The funerary burner at Harling Point. Bud Hardwick photo.

When visiting Harling Point be respectful of the cemetery and funerary structures which are part of the National Historic Site.  Interpretive panels describe the point’s cultural history, geology, and natural history including the rare and protected flowers that bloom in the spring.  A trail corridor located outside the southeast entrance to the cemetery, allows for a short pleasant hike to or from Trafalgar Park Lookout on a bluff a short distance to the east on equally scenic Beach Drive.  Inland and above the cemetery but clearly visible are the interesting summits of Gonzales and Walbron Parks.  Seaward views from the shoreline and the surrounding parks are exceptional.

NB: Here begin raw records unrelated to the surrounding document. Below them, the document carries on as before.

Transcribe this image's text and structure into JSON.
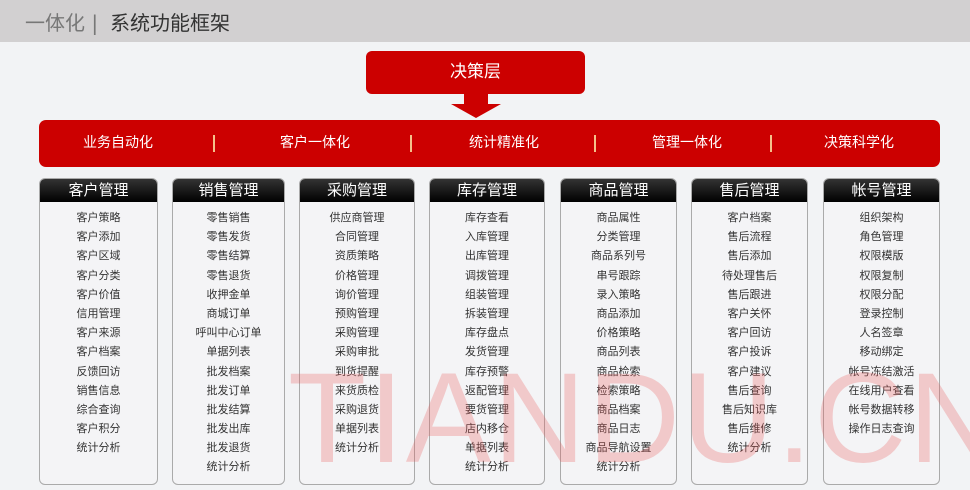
{
  "header": {
    "prefix": "一体化 |",
    "title": "系统功能框架"
  },
  "decision_layer": "决策层",
  "colors": {
    "accent": "#cc0000",
    "header_bg": "#d2d0d1",
    "column_header": "#000000"
  },
  "features": [
    "业务自动化",
    "客户一体化",
    "统计精准化",
    "管理一体化",
    "决策科学化"
  ],
  "modules": [
    {
      "title": "客户管理",
      "items": [
        "客户策略",
        "客户添加",
        "客户区域",
        "客户分类",
        "客户价值",
        "信用管理",
        "客户来源",
        "客户档案",
        "反馈回访",
        "销售信息",
        "综合查询",
        "客户积分",
        "统计分析"
      ]
    },
    {
      "title": "销售管理",
      "items": [
        "零售销售",
        "零售发货",
        "零售结算",
        "零售退货",
        "收押金单",
        "商城订单",
        "呼叫中心订单",
        "单据列表",
        "批发档案",
        "批发订单",
        "批发结算",
        "批发出库",
        "批发退货",
        "统计分析"
      ]
    },
    {
      "title": "采购管理",
      "items": [
        "供应商管理",
        "合同管理",
        "资质策略",
        "价格管理",
        "询价管理",
        "预购管理",
        "采购管理",
        "采购审批",
        "到货提醒",
        "来货质检",
        "采购退货",
        "单据列表",
        "统计分析"
      ]
    },
    {
      "title": "库存管理",
      "items": [
        "库存查看",
        "入库管理",
        "出库管理",
        "调拨管理",
        "组装管理",
        "拆装管理",
        "库存盘点",
        "发货管理",
        "库存预警",
        "返配管理",
        "要货管理",
        "店内移仓",
        "单据列表",
        "统计分析"
      ]
    },
    {
      "title": "商品管理",
      "items": [
        "商品属性",
        "分类管理",
        "商品系列号",
        "串号跟踪",
        "录入策略",
        "商品添加",
        "价格策略",
        "商品列表",
        "商品检索",
        "检索策略",
        "商品档案",
        "商品日志",
        "商品导航设置",
        "统计分析"
      ]
    },
    {
      "title": "售后管理",
      "items": [
        "客户档案",
        "售后流程",
        "售后添加",
        "待处理售后",
        "售后跟进",
        "客户关怀",
        "客户回访",
        "客户投诉",
        "客户建议",
        "售后查询",
        "售后知识库",
        "售后维修",
        "统计分析"
      ]
    },
    {
      "title": "帐号管理",
      "items": [
        "组织架构",
        "角色管理",
        "权限模版",
        "权限复制",
        "权限分配",
        "登录控制",
        "人名签章",
        "移动绑定",
        "帐号冻结激活",
        "在线用户查看",
        "帐号数据转移",
        "操作日志查询"
      ]
    }
  ],
  "watermark": "TIANDU.CN"
}
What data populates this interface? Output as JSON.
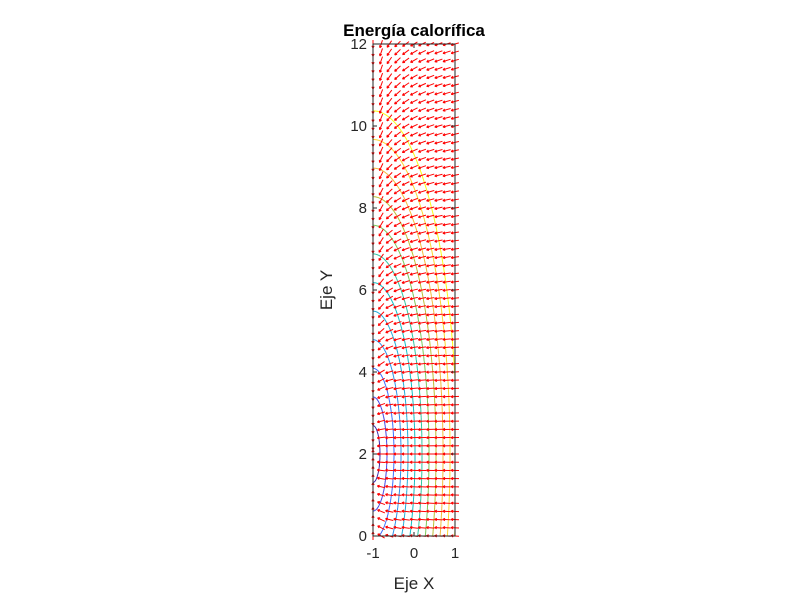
{
  "chart_data": {
    "type": "contour+quiver",
    "title": "Energía calorífica",
    "xlabel": "Eje X",
    "ylabel": "Eje Y",
    "xlim": [
      -1,
      1
    ],
    "ylim": [
      0,
      12
    ],
    "xticks": [
      -1,
      0,
      1
    ],
    "yticks": [
      0,
      2,
      4,
      6,
      8,
      10,
      12
    ],
    "grid": false,
    "legend": null,
    "quiver": {
      "color": "#ff0000",
      "x_step": 0.2,
      "y_step": 0.2,
      "direction": "gradient of temperature field (heat flow, pointing left toward x=-1, outward from source near (-1,2))"
    },
    "contour": {
      "colormap": "parula",
      "levels": 12,
      "colors": [
        "#3e26a8",
        "#4443e3",
        "#3b6efe",
        "#2a90eb",
        "#1fabd8",
        "#12bec4",
        "#2fc5a0",
        "#7bc859",
        "#bcbd33",
        "#f4b93c",
        "#fcd42f",
        "#f9fb14"
      ],
      "description": "Concentric curves centered near (-1, 2), becoming nearly vertical lines for large y"
    }
  },
  "figure": {
    "title": "Energía calorífica",
    "xlabel": "Eje X",
    "ylabel": "Eje Y",
    "xtick_labels": [
      "-1",
      "0",
      "1"
    ],
    "ytick_labels": [
      "0",
      "2",
      "4",
      "6",
      "8",
      "10",
      "12"
    ]
  }
}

For an interesting walk along more glacial “tracks” visit nearby Westsong Way along the west shore of Victoria’s Inner Harbor (coming next on Northwest Geology Field Trips).  You can record the orientation of the glacial grooves with a compass and compare them to different locations and see for yourself the deflection forced on the glaciers as they rounded the southern end of Vancouver Island.

Getting there:

2099 Penzance Rd, Oak Bay, Vancouver Island; approximate coordinates  N 48° 24.348′  W 123° 19.338′

Harling Point street map.

From the south shore of Victoria below Beacon Hill, follow scenic Dallas Road east and continue as it becomes Crescent Road in Oak Bay.  Soon after passing Gonzales Bay, follow Crescent Road as it turns sharply south (right).  In a short distance take Penzance Road angling off to the left and continue along the cemetery fence-line to the east gate.  The Harling Point erratic can be found through the gate and directly south close to shore but in the tidal zone.  It is best seen or visited during lower tides.  Please be respectful of the cemetery and protected natural areas. BC transit buses from downtown go to the Gonzales stop, only two blocks north of the point. BC Transit Map Route 3 from Downtown to the Gonzales stop.